Türkiye, Birleşmiş Milletler Kuvveti´ne tek tugaylık bir kuvvetle katıldı. Milli Mücadele´den beri savaş alanlarına girmemiş olan Türk askeri, Kore Savaşı´nda, gerçekten destan denebilecek kahramanlık örnekleri vermiştir. Kore´de akan Türk kanı ve Türk kahramanlığı, Türkiye´nin 1951 yılında NATO´ya alınmasında çok önemli bir rol oynamıştır.
1950 Haziranında başlayan Kore Savaşı, 1953 Temmuzunda Panmunjom mütarekesinin imzası ile neticelenmiştir. Bu 3 yıllık süre içinde taraflardan hiç biri kesin bir üstünlük gösterip zafere gidememiştir. Çünkü, 1950 Ekiminden itibaren Komünist Çin, gönüllü adı altında gönderdiği silahlı kuvvetleri ile Kore Savaşı´na dahil olmuştur. Bununla beraber, hem Sovyet Rusya ve Çin, hem de Amerika, bu savaşı Kore´nin sınırları dışına taşırmamaya dikkat etmişlerdir. Zira yanlış bir hareket bir genel savaşa neden olabilirdi.
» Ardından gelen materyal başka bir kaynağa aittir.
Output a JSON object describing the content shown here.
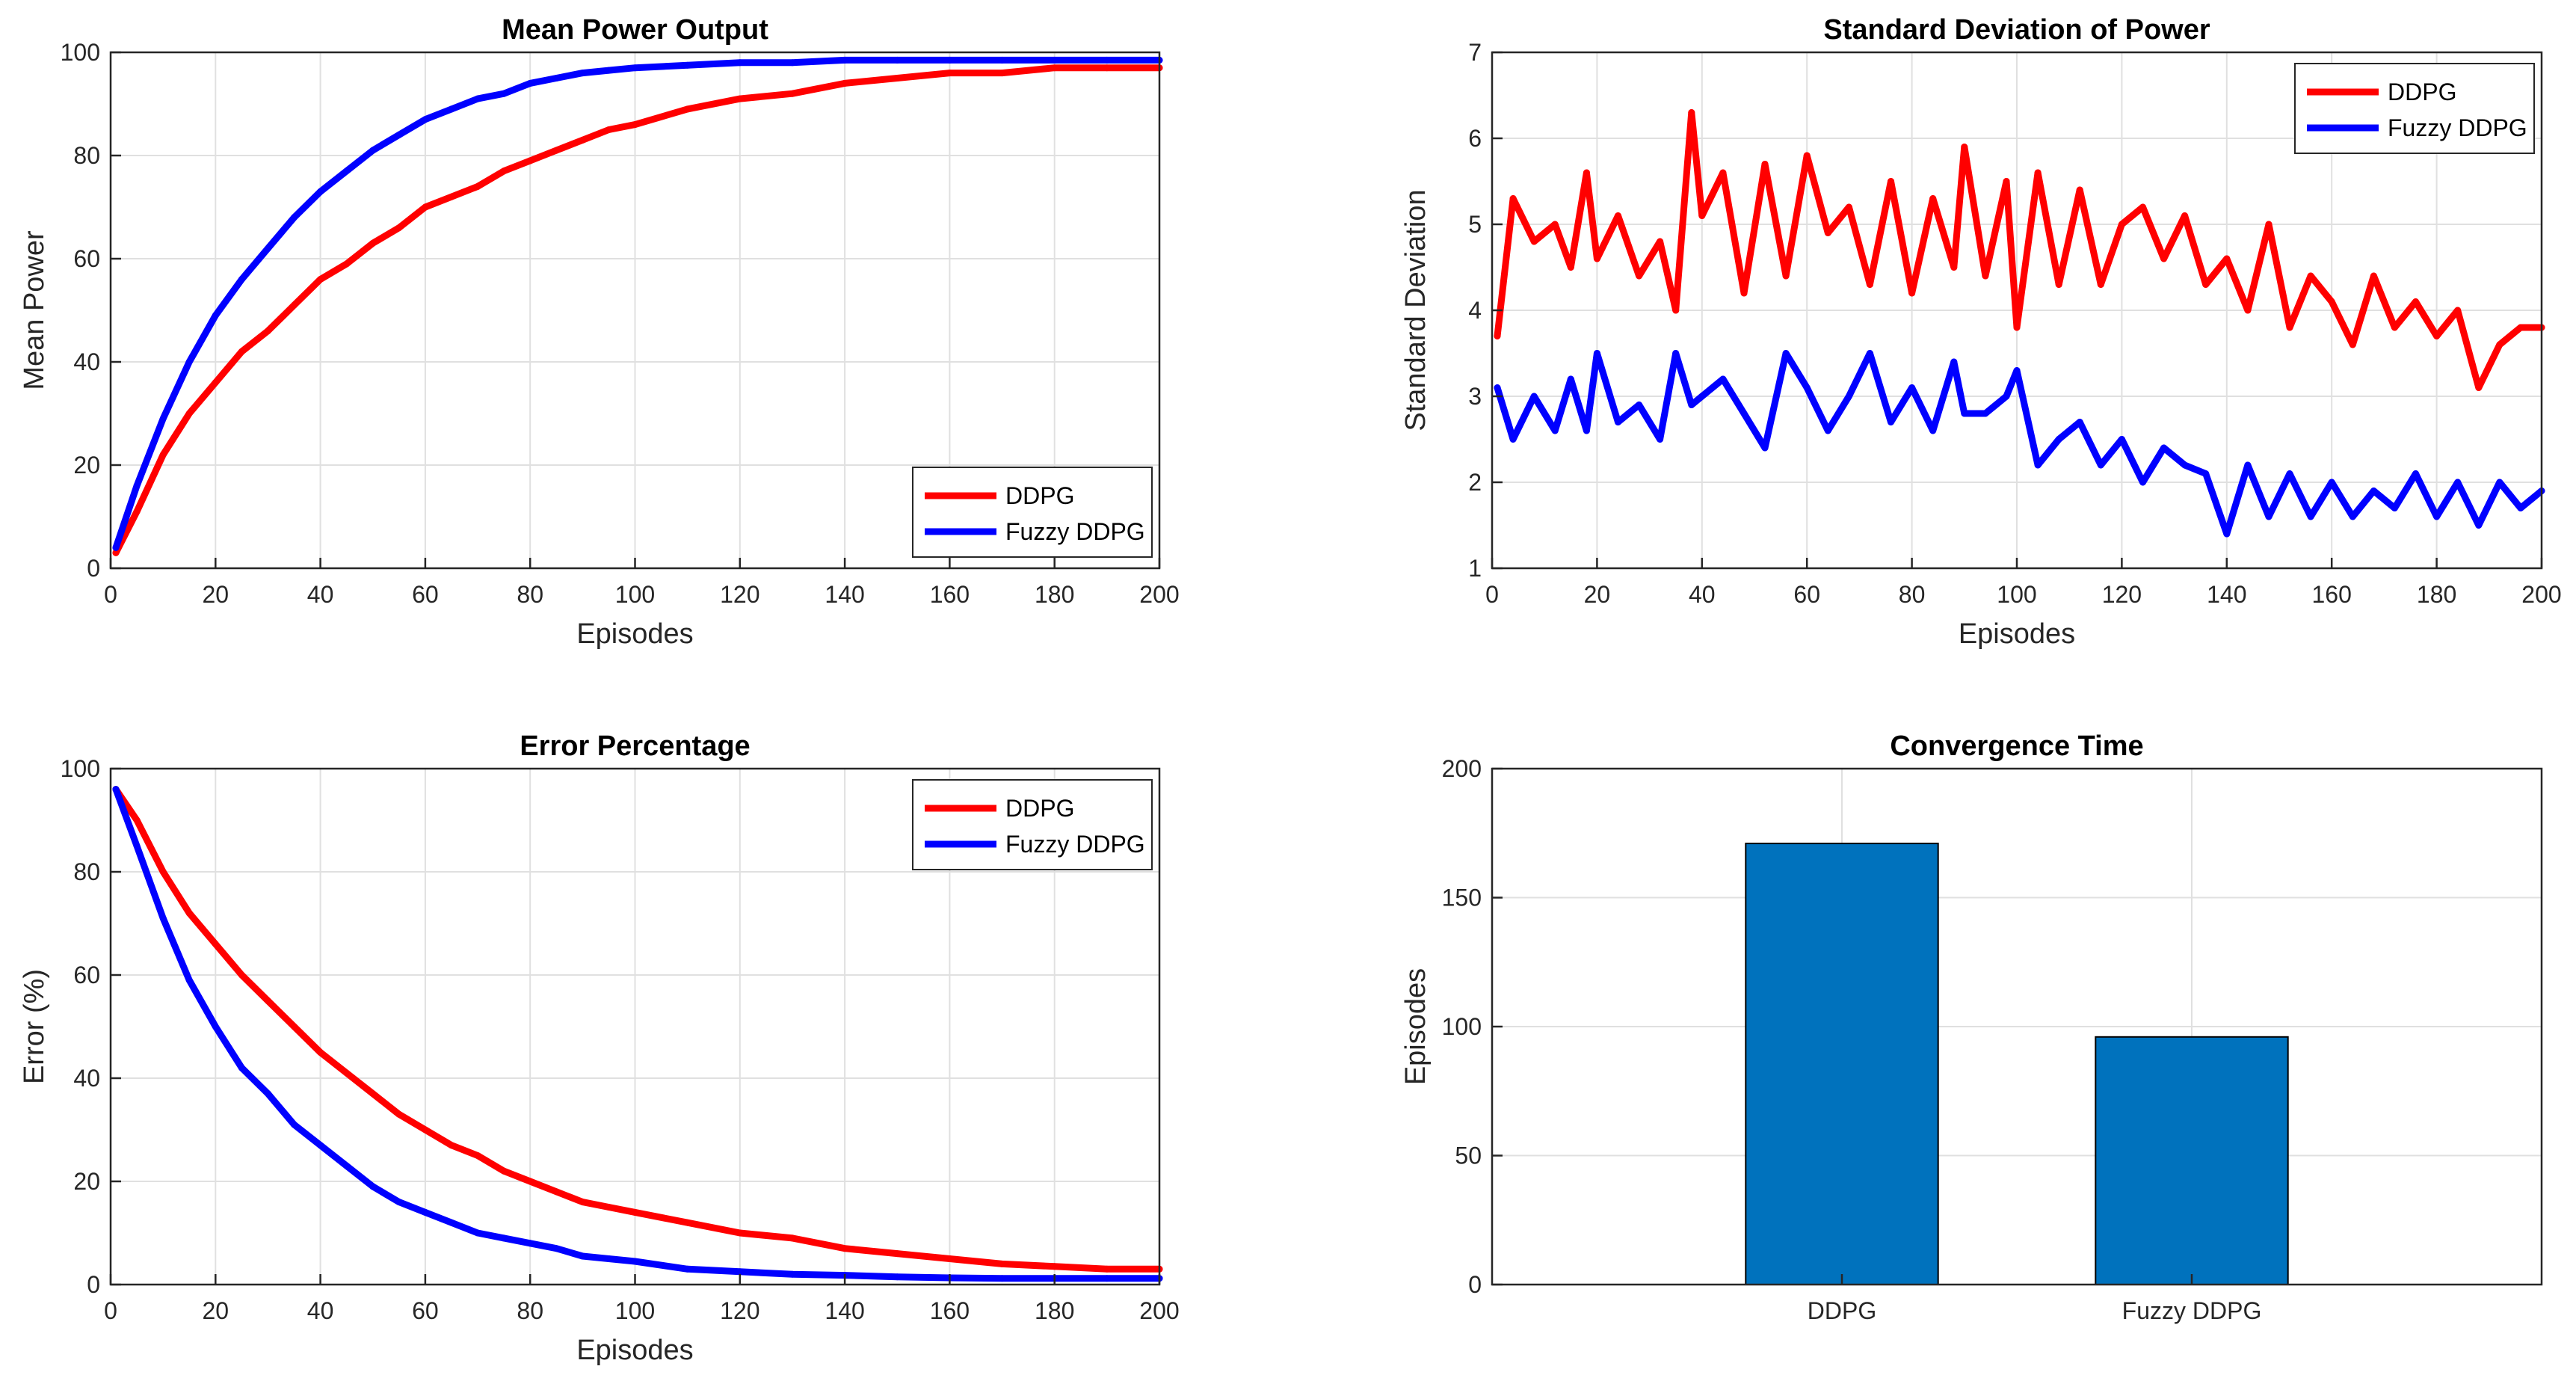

Kore Savaşı´nı sona erdirecek mütareke görüşmeleri, 1951 yılı Temmuzunda başladı. Mütareke teklifi Kuzey Kore´den geldi. Mütareke görüşmeleri 2 yıl sürdü ve bu görüşmeler sırasında da çarpışmalar devam etti. Nihayet, Sovyet lideri Stalin´in 1953 Martında ölmesi ve içerideki iktidar mücadelesi dolayısıyla, Sovyet Rusya mütarekeye razı oldu ve mütareke anlaşması 27 Temmuz 1953´te Panmunjom´da imzalandı. Gerek mütareke görüşmelerine, gerek mütarekenin imzasına, "gönüllüler" adına Çin Halk Cumhuriyeti de katılmıştır.
Panmunjom Mütarekesi ile Kuzey ve Güney Kore arasındaki sınır, yine 38. enlem çizgisi oluyordu. Değişen bir şey yoktu. Fakat Sovyetler de Amerika´yı Kore´den çıkaramayacaklarını anlamışlardı.